We got an overwhelming amount of positive feedback on the Martha’s Table project from the parents of our students. They told us how their kids talked about the project at home, how it really resonated with conversations about privilege that they had struggled to have with their children, and how grateful they were that we had taken the time to teach this important lesson. Heartened by these results, our class forged ahead with new projects. We were inspired by an elementary school class whose story we found online. They started a “Kindness Club” to send cards to people who were ill, hurt, suffering a loss, etc… Our first batch of cards went to the Children’s Hospital. The second batch was hand-delivered to the security staff in our building. After that, the students began bringing in their own requests. A cousin with a broken leg, a grandpa with a hurt shoulder, and a grandma recovering from surgery have all received cards so far.
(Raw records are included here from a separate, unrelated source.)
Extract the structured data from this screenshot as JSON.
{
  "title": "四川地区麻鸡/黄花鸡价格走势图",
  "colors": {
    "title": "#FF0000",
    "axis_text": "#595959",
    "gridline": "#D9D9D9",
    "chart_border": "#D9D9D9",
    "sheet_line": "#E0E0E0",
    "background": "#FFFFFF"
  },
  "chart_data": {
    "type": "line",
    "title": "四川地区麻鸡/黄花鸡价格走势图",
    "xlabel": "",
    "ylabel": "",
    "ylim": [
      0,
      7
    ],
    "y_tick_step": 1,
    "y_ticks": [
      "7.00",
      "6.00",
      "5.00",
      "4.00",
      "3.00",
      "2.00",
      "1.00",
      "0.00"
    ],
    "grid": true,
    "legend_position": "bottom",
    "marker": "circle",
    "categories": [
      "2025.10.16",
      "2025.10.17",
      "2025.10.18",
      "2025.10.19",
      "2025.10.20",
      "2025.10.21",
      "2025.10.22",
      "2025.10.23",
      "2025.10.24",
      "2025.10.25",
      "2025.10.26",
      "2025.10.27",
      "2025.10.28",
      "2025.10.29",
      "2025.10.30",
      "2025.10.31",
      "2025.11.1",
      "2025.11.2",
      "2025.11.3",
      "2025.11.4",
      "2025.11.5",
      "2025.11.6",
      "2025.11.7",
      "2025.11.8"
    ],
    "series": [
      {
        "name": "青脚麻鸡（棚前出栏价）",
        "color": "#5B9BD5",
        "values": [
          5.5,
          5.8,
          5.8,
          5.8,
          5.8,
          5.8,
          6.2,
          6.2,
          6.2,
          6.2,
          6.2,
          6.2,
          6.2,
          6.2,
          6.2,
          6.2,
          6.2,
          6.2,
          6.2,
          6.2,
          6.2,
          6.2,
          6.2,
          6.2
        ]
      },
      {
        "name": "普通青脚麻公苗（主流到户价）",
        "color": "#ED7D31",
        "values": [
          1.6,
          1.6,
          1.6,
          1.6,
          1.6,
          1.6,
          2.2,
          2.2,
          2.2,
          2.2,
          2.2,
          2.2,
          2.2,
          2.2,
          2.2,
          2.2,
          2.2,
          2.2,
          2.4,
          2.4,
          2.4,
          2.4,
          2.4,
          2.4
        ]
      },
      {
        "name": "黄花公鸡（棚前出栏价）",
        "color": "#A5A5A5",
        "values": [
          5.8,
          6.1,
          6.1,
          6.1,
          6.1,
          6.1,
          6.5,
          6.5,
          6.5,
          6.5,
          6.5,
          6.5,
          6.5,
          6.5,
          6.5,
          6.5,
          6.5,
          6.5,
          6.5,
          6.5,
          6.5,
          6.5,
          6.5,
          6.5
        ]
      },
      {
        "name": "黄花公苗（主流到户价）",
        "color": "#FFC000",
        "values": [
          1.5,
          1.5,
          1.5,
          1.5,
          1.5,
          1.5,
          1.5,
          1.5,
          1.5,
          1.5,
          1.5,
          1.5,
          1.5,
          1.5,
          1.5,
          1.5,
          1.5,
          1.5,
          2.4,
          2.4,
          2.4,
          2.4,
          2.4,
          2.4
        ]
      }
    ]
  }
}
Sunshine Cards

Needless to say, things have changed in my classroom a little in the past few months. The kids are still kids. They have ego-centric disagreements and sometimes they get physical instead of using their words. What has changed is my response to these circumstances. When a child comes up to me screaming, “Miss Carrie she hit me,” I smile and turn to the offending party and say, “What would a hero do?” This one tiny question stops my students in their tracks. The other day I said it to a little girl who answered, “but I’m not a hero,” to which I responded, “but you could be.”